Here’s some nice things I’ve found lately. Starting with this stop-motion cooking video by PES Studios.

  • A website with all kinds of free printable papers for designers, like isometric dots, polar grids, etc
  • Rainy Mood is well-known, but if you haven’t seen it before, and need some relaxing sounds, it always fits the bill. (Muji of all people, are also giving away a phone app which does the same thing)

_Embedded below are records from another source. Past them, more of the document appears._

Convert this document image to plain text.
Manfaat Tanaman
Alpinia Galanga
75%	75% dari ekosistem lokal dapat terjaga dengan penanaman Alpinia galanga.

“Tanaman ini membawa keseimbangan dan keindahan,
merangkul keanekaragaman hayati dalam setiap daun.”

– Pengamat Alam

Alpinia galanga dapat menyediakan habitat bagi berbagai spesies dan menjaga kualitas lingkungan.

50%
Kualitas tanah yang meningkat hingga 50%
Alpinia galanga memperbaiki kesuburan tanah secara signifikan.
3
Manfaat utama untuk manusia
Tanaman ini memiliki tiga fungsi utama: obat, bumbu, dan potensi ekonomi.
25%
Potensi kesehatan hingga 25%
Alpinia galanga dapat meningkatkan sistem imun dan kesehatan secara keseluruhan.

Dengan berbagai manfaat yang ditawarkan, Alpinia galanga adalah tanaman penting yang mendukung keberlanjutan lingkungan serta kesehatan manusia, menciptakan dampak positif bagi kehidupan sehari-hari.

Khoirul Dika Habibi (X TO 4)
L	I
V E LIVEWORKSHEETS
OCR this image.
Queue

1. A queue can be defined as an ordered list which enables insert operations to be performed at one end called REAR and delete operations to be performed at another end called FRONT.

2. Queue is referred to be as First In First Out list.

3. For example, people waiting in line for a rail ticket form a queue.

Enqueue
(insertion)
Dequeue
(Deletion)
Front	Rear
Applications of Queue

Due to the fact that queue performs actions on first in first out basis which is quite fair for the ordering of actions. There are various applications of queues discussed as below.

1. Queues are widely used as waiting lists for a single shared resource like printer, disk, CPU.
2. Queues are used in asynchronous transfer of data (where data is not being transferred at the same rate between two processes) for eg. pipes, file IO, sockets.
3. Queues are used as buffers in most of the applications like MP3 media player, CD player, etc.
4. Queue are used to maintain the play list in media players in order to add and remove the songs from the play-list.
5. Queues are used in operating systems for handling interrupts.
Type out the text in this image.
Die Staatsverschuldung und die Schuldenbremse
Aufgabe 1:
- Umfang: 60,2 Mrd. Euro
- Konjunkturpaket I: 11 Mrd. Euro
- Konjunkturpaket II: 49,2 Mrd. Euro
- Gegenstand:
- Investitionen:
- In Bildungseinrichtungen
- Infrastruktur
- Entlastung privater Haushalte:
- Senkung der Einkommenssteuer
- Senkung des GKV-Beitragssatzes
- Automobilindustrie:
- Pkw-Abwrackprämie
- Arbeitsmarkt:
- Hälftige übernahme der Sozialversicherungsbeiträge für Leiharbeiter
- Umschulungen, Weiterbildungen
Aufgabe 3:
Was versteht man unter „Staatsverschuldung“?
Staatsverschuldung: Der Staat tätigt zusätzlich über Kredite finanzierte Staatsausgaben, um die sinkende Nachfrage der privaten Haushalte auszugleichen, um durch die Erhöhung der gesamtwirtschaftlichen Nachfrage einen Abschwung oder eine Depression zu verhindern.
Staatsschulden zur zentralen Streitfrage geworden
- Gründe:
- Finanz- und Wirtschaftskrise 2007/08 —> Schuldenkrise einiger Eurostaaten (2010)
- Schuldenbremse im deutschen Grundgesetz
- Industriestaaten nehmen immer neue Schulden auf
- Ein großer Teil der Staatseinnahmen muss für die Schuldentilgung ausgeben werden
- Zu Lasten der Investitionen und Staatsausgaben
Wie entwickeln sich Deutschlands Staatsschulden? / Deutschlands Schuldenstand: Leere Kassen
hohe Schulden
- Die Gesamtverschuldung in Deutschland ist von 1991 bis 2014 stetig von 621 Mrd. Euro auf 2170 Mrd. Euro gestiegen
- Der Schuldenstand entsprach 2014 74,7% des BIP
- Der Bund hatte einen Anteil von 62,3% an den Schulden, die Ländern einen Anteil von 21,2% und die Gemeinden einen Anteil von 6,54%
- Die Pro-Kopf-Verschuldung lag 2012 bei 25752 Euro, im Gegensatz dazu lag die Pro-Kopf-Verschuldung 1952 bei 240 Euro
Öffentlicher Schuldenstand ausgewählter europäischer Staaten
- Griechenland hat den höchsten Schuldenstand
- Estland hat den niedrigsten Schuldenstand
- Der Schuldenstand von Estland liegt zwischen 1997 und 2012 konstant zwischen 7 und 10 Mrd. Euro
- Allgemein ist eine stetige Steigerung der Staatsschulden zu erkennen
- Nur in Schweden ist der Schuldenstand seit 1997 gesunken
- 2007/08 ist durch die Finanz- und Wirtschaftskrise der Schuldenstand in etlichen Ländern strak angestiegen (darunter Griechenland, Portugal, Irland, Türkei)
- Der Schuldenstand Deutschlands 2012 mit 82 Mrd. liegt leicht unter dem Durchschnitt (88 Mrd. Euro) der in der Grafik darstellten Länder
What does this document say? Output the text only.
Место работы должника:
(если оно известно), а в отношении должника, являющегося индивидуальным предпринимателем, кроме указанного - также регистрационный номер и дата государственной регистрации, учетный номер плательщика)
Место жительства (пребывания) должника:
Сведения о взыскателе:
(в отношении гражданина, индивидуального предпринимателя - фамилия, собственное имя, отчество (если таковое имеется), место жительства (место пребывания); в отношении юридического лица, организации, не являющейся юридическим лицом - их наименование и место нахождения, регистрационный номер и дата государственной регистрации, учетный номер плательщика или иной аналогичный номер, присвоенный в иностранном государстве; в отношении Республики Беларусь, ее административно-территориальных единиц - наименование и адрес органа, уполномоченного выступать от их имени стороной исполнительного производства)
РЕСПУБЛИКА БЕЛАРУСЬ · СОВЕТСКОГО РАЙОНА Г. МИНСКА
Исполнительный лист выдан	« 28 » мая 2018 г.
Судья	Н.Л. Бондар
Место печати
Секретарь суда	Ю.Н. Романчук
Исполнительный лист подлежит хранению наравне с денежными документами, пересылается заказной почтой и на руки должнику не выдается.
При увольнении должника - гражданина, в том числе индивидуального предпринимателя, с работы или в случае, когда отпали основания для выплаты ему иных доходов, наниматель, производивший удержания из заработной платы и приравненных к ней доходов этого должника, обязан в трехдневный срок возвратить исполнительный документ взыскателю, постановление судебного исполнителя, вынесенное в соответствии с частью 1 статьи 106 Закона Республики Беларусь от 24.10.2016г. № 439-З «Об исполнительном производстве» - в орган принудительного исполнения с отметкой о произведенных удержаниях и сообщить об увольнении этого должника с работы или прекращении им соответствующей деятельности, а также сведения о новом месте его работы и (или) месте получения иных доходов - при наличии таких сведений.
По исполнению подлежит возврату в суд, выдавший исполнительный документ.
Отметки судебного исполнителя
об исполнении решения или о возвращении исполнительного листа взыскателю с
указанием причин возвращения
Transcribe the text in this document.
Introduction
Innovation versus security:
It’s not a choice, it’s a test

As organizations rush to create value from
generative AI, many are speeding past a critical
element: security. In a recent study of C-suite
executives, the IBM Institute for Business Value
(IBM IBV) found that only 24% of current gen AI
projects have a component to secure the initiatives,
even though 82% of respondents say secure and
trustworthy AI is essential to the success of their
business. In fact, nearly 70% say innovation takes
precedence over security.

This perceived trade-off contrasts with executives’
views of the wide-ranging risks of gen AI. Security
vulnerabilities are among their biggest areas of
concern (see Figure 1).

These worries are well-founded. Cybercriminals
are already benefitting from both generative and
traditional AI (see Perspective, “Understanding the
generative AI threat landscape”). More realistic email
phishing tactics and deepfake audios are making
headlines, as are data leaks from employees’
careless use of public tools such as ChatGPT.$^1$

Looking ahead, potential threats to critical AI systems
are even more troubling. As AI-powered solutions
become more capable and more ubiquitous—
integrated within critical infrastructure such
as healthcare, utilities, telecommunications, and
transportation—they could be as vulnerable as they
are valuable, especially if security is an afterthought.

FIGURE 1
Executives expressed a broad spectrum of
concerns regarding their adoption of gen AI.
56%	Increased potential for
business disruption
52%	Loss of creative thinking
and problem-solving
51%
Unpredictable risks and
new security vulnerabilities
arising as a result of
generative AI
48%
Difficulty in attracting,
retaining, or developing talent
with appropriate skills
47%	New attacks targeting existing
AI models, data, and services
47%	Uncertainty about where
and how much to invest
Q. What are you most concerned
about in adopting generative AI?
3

  • Photos from Yakutsk, the coldest city in the world
  • “I once saw him in his room packing his case before leaving- he rightly declined my help as irrelevant- and it was like a mosaic, every single item lovingly lowered into the place carefully left free for it. It would have been sacrilege to destroy that almost floral arrangement by lending a helping hand” Stefan Zweig describing Rilke packing a suitcase in the World of Yesterday. Rilke- master of German poetry, master of Tetris 70 years before it was invented. For people unfamiliar with Stefan Zweig, he was a top-selling Austrian author of the interwar period, who was forced out by the Nazis. The Grand Budapest Hotel is based on both some of his short stories and his own life.

    annas museum
  • Anna’s Museum. A small natural history collection, collected and curated by a young girl, and displayed to the public in the downstairs windows of her parents’ house in the centre of Brighton.
  • Photo diary of a doctor working for the summer in a tiny village in Nenets in the far north of Russia. (The original Russian version is here, which has longer explanations of what’s happening in the photos, if you don’t mind google translatese)
  • Always a favourite- “How to tell you’re in a novel by . . .” from the Toast. A large variety of different writers to pick from.